Como ya se ha visto, la triple alternativa que puede desprenderse de todo lo anterior es la siguiente: persistir en que el genio maligno es el creador de la totalidad de lo existente; atribuir idéntica función a Dios; reservar al poder de la mente tanto la creación de Dios como la del genio maligno. Dependiendo del lugar de proveniencia de la mirada, la metáfora especulativa cobrará también distintas interpretaciones.

Así como el genio maligno podría ser el creador de la idea de Dios para, así, agotar exhaustivamente su potencial de malignidad, también cabe la posibilidad de pensar que un Dios omnipotente haya sido el creador del genio maligno con el fin de obligar, en último término, al ser racional a reconocer su primacía ontológica. No existen, en principio, razones para no admitir la coexistencia pacífica de ambos seres. En la ontología de las tres sustancias cartesianas (Dios, el alma, el mundo corpóreo) el genio maligno no posee una existencia independiente de la mente que lo preformó para después desecharlo; sin embargo, en cuanto idea, no puede escapar a la posibilidad de que tenga como causa a Dios. No solo la facultad de juzgar —escribe Descartes— sino también “todo lo demás que está en mí lo he recibido de Dios” (ut et reliqua omnia, quae in me sunt, a Deo accepi) (Medit. IV, 61). Aquí, sin duda, se encuentra también incluida la idea de un engañador sumamente poderoso y astuto, siempre proclive al engaño.

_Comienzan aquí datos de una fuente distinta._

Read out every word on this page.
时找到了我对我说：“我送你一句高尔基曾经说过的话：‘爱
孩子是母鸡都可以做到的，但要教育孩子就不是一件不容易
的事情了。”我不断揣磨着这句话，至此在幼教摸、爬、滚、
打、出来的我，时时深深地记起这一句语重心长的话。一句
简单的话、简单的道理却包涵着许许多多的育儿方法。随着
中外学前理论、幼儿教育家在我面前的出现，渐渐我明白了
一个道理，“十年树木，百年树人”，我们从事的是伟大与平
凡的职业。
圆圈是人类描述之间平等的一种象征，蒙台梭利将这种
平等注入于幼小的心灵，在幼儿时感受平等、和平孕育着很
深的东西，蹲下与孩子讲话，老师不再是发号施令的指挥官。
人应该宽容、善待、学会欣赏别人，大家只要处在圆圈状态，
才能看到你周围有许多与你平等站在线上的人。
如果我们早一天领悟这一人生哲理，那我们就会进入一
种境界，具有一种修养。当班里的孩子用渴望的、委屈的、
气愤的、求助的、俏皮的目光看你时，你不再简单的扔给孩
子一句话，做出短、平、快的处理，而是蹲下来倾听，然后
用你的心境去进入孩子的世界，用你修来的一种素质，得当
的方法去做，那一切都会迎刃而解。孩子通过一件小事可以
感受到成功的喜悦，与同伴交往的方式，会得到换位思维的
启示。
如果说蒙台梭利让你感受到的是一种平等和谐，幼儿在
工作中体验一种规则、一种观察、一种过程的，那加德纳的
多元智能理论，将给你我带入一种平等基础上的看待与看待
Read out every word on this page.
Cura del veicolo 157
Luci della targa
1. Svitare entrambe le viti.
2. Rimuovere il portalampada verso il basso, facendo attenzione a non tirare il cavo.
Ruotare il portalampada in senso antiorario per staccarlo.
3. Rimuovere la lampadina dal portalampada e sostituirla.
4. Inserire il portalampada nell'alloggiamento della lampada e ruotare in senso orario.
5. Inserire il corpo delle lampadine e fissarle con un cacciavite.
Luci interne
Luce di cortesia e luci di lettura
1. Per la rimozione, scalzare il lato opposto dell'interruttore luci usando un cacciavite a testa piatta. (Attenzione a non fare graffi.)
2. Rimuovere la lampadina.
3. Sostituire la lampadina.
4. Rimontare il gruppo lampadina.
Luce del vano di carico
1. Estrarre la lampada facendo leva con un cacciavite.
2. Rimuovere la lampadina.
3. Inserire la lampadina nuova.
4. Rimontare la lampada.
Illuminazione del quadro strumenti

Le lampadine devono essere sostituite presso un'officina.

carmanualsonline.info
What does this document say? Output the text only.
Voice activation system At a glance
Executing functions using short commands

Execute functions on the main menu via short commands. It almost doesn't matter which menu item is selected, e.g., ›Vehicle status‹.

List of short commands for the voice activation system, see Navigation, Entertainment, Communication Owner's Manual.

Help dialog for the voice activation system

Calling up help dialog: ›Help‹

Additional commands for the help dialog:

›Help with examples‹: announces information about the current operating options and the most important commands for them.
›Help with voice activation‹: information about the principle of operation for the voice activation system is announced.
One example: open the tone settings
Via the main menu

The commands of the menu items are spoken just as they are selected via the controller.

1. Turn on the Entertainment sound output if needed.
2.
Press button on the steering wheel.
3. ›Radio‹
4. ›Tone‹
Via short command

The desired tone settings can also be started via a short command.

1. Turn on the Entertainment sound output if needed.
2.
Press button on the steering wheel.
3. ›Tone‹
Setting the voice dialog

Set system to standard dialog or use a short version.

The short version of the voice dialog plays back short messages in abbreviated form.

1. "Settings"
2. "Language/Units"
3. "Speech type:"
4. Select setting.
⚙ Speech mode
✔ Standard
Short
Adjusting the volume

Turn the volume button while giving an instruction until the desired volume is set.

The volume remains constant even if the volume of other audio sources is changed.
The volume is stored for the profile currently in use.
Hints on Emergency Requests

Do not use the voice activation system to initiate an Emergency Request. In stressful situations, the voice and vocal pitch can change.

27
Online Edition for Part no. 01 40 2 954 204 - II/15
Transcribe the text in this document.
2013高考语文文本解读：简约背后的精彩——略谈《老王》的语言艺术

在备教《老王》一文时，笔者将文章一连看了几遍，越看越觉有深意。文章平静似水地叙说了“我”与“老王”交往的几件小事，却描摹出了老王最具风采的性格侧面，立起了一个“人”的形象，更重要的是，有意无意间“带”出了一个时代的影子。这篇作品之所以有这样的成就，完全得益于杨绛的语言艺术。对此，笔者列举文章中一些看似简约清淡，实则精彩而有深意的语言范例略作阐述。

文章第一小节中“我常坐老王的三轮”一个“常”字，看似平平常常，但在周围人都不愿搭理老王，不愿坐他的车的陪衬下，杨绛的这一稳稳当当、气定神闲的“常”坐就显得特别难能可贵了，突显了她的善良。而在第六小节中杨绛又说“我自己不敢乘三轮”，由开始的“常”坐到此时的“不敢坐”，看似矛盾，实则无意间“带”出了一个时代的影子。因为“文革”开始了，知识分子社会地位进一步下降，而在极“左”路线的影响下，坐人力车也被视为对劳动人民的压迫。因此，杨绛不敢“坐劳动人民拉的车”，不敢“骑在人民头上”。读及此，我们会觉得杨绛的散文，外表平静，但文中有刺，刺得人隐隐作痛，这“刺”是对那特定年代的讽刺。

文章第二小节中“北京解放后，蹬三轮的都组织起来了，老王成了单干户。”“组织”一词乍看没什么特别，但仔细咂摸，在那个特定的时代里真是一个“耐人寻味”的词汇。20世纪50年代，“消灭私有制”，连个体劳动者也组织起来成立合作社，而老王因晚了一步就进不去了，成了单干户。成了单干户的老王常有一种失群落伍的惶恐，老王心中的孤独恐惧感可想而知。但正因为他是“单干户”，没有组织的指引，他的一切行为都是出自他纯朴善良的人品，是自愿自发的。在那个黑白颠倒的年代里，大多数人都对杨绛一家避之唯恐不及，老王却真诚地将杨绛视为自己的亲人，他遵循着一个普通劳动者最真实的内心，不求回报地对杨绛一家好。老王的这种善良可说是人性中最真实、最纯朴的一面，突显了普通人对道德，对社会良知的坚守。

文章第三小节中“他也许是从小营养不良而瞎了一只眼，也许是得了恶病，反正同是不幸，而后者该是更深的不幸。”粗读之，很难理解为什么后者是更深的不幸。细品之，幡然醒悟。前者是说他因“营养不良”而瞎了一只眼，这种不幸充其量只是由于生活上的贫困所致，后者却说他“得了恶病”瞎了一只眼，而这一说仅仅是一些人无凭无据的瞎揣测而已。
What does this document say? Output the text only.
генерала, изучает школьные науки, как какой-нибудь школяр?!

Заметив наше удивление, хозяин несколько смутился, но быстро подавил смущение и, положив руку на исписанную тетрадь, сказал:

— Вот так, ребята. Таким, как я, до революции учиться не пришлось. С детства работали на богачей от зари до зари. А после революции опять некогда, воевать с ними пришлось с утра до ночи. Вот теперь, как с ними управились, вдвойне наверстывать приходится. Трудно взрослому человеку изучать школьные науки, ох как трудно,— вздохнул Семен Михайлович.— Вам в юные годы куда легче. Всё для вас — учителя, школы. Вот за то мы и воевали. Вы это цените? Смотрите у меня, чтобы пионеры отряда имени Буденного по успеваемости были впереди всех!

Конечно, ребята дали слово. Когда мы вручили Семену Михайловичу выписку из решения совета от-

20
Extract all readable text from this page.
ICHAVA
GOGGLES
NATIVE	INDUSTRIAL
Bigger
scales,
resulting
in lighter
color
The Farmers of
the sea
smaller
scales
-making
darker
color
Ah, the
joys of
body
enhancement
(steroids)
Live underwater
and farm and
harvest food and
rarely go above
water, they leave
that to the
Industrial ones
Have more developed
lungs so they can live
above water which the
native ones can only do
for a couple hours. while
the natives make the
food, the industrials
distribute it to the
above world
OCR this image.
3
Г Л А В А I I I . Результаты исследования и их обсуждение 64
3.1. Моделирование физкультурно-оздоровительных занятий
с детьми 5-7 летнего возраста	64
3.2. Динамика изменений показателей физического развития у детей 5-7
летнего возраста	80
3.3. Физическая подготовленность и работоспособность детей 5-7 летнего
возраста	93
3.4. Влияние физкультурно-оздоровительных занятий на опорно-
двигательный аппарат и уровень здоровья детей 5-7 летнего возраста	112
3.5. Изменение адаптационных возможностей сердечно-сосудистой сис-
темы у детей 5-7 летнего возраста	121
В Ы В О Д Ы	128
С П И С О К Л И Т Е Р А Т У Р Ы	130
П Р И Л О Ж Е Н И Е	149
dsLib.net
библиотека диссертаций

Parecería, sin embargo, que, en aras de ejecutar con radical fidelidad el método cartesiano de la duda, habría que inclinarse, más bien, por el reconocimiento de la razón como creadora tanto de la idea de Dios como de la del genio maligno. Se corroboraría así, como en el caso de la res extensa, que es la mente, y solo ella, no los sentidos ni la imaginación, la única que puede concebirlos. Tal vez sea dicho reconocimiento la única salida posible de ambos laberintos gnoseológicos, causantes de más problemas que soluciones. El escape de la caverna cartesiana hacia la luz de la razón como fundamento creador de Dios y del genio maligno significaría, probablemente, recortar los ámbitos del conocer humano, pero también dar respuesta negativa a la primera parte del interrogante planteado por Nietzsche en El crepúsculo de los ídolos (1889): ¿Es el hombre un “desacierto de Dios” o, más bien, es Dios un “desacierto del hombre”? Sobre el segundo componente de la pregunta la razón obtendrá respuestas tan abiertas como disímiles entre sí. Es posible que la no apelación a la hipótesis divina signifique, en efecto, saber menos de lo que Descartes enunció en su teoría del conocimiento, pero también puede ser que abra la posibilidad de saberlo con mayores “claridad y distinción”. En este sentido, habría que contradecir a Gilles Deleuze cuando afirmó que “la tumba de Dios” equivalía en la filosofía cartesiana a la “tumba del yo” (1969: 341). Podría, por el contrario, implicar una nueva vitalidad para la autonomía de la res cogitans y, por tanto, más resurrección que muerte en lo que respecta al “yo”.

El espejo real no se refleja a sí mismo; necesita de otro espejo para “verse”. Ahora bien, si la metáfora especulativa se plantea, al modo de Descartes, como consecuencia de la relación res cogitans-Deus, admite también “meditaciones” anticartesianas. Descartada la existencia del genio maligno y dando por supuesto que Dios sea la realidad reflejada en el espejo de la “cosa pensante”, cabe apelar a la voluntad (ego sum res volens, res nolens) (Medit. II, 23) para escrutar de quién depende, en último término, el origen del reflejo. ¿Dependerá de la voluntad divina o, más bien, de una voluntad humana que desea, impelida por su finitud, extender sus dominios más allá de lo visible?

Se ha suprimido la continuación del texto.